L'amour platonique est à l'amour charnel que que l'armée de réserve est à l'armée active! (Pierre Dac)

 

Il semblerait que les nouvelles Écoles de recrues dites "light" font hurler les anciens.

 

Par définition, tout ce qui est "light" ou on peut aussi dire léger en français dans le texte est mauvais. Comme je suis un ancien, que j'ai fait plus de 1'200 jours de service militaire depuis 1961, je vais aussi y aller de mon petit couplet.

 

J'ai toujours été pour l'Armée, et je le demeure. Mais je ne hurle pas avec les vieux loups, j'ai écrit loups, pas cons. Tout évolue. Avant on mettait 6 mois pour aller de Genève à Hong kong, maintenant on y va en 13 ou 14 heures en avion. Avant on avait un téléphone fixe par maison et des cabines à tous les carrefours, maintenant chacun a deux portables. Dans le temps on écoutait la radio et maintenant on a tous 350 chaînes de télévision dont on n'en regarde, d'ailleurs que 5 ou 6. Il y a cent ans ou un peu plus, les gens mouraient à 50 ans et maintenant l'espérance de vie est fixée en gros à 83,2 ans (tiens j'y arrive bientôt). Une liste de tous les changements dans tous les domaines ces cinquante dernières années prendrait des allures de dictionnaires en 6 volumes, et encore, sans parler de la médecine. Or donc, tout change, pourquoi l'Armée ne changerait-elle pas?
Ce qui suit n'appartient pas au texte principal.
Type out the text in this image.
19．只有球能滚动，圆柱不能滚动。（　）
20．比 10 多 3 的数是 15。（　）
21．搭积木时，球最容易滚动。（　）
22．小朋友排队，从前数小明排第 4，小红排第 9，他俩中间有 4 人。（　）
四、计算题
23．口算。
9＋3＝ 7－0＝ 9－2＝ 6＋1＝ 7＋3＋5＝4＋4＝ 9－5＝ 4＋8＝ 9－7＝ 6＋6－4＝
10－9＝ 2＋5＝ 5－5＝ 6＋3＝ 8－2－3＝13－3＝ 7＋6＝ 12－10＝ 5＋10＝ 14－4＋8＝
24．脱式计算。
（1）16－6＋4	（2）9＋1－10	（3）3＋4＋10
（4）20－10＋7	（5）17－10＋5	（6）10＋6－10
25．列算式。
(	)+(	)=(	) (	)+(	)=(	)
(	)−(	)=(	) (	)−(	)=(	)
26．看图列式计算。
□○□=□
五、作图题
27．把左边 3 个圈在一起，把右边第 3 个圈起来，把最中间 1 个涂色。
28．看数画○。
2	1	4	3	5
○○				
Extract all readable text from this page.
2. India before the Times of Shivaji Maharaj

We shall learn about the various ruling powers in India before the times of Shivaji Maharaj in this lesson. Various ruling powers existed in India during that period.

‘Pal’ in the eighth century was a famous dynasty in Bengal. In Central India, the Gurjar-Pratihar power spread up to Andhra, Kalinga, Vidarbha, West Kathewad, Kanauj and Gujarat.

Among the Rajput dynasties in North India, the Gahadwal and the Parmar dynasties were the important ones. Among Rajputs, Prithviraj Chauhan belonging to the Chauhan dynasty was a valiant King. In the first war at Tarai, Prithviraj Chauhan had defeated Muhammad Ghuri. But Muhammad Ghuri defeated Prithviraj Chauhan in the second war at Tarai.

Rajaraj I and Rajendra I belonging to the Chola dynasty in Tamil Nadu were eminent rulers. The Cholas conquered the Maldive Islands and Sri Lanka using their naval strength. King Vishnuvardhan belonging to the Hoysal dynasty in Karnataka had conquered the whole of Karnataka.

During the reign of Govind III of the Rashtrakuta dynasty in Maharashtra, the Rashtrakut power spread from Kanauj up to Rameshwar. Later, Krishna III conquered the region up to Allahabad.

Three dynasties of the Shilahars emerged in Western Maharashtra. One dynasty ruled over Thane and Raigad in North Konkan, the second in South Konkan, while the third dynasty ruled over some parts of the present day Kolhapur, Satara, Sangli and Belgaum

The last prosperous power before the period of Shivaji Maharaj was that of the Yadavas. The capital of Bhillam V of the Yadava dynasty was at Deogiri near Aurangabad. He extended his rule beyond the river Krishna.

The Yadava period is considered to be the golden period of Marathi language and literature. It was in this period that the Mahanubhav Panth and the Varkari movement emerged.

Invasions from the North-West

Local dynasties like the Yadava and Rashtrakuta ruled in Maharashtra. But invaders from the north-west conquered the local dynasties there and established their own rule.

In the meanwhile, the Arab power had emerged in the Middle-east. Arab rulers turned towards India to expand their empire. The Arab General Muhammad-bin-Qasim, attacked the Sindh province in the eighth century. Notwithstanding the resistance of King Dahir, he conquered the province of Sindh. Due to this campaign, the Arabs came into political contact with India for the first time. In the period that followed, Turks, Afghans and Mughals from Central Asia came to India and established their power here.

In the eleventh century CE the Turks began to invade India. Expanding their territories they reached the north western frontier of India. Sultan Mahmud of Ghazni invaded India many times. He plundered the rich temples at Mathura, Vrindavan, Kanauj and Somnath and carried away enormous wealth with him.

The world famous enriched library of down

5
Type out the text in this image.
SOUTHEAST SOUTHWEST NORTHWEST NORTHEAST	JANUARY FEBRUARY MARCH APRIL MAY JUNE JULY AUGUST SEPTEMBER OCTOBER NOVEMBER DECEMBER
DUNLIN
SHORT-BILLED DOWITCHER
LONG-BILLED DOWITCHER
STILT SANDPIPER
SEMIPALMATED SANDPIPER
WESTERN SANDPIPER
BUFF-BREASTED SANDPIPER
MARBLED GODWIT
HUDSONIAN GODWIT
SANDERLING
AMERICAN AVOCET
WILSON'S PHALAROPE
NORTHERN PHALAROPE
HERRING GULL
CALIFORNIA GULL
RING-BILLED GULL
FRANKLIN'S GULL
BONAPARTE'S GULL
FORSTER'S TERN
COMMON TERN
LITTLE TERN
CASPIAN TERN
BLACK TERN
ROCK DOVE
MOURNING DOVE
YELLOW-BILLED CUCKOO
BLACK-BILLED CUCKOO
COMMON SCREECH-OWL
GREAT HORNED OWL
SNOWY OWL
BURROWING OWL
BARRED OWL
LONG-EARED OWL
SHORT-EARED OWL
L’École de recrues est qualifiée maintenant de "bisounours" par les vieux croulants qui sont contre tous les changements et qui commencent chaque phrase par: - de mon temps...

 

Certes, des critères doivent rester comme une forme de discipline, un certain drill sur certains appareils sophistiqués pour éviter des bêtises, une certaine présentation correcte, mais sans plus et surtout un équipement adéquat pratique, léger, efficace.

 

Il me souvient par exemple que le premier jours de l’École de recrus, on devait masser les nouvelles chaussures reçues, pendant des heures avec de la graisse parce que le cuir était tellement épais qu'il était totalement rigide. Et même après des heures à frotter et malaxer nos chaussures, lors de la première marche, toute la troupe avait des cloques ou des trucs comme ça. Alors si on peut marcher maintenant avec des chaussures légères, solides, étanches sans se blesser, à la bonne heure. Il me revient aussi à l'esprit certaines contraintes totalement débiles, inutiles, perverses pour ne pas dire sadiques que je n'ai par la suite jamais fait respecter alors même que j'avais gravi quelques échelons ou grades, comme par exemple: - tourner sa brosse à dents dans le rince-bouche du côté de la fenêtre, passer des heures à nettoyer son couteau militaire ce qui faisait que chaque homme en avait deux, un neuf pour l'inspection et un pour utilisation, etc. Ça, c’étaient des emmerdements de première et bravo si on les a enfin supprimés. La suite sera pour un prochain écho.

 

Les belles sorties sur les télévisions: par Olivier Dominik, journaliste et présentateur RTS deux: - c'est sa 101ème sélection à Lloris, c'est-à-dire qu'il en avait cent jusqu'à présent. Oui, oui, bravo; et à la prochaine, il en aura 102, et ainsi de suite...

 

DAZ alias Daniel Zurcher

01 juillet 2018

 

 

 

| Lien permanent | Commentaires (0) | |  Facebook | | | |

Les commentaires sont fermés.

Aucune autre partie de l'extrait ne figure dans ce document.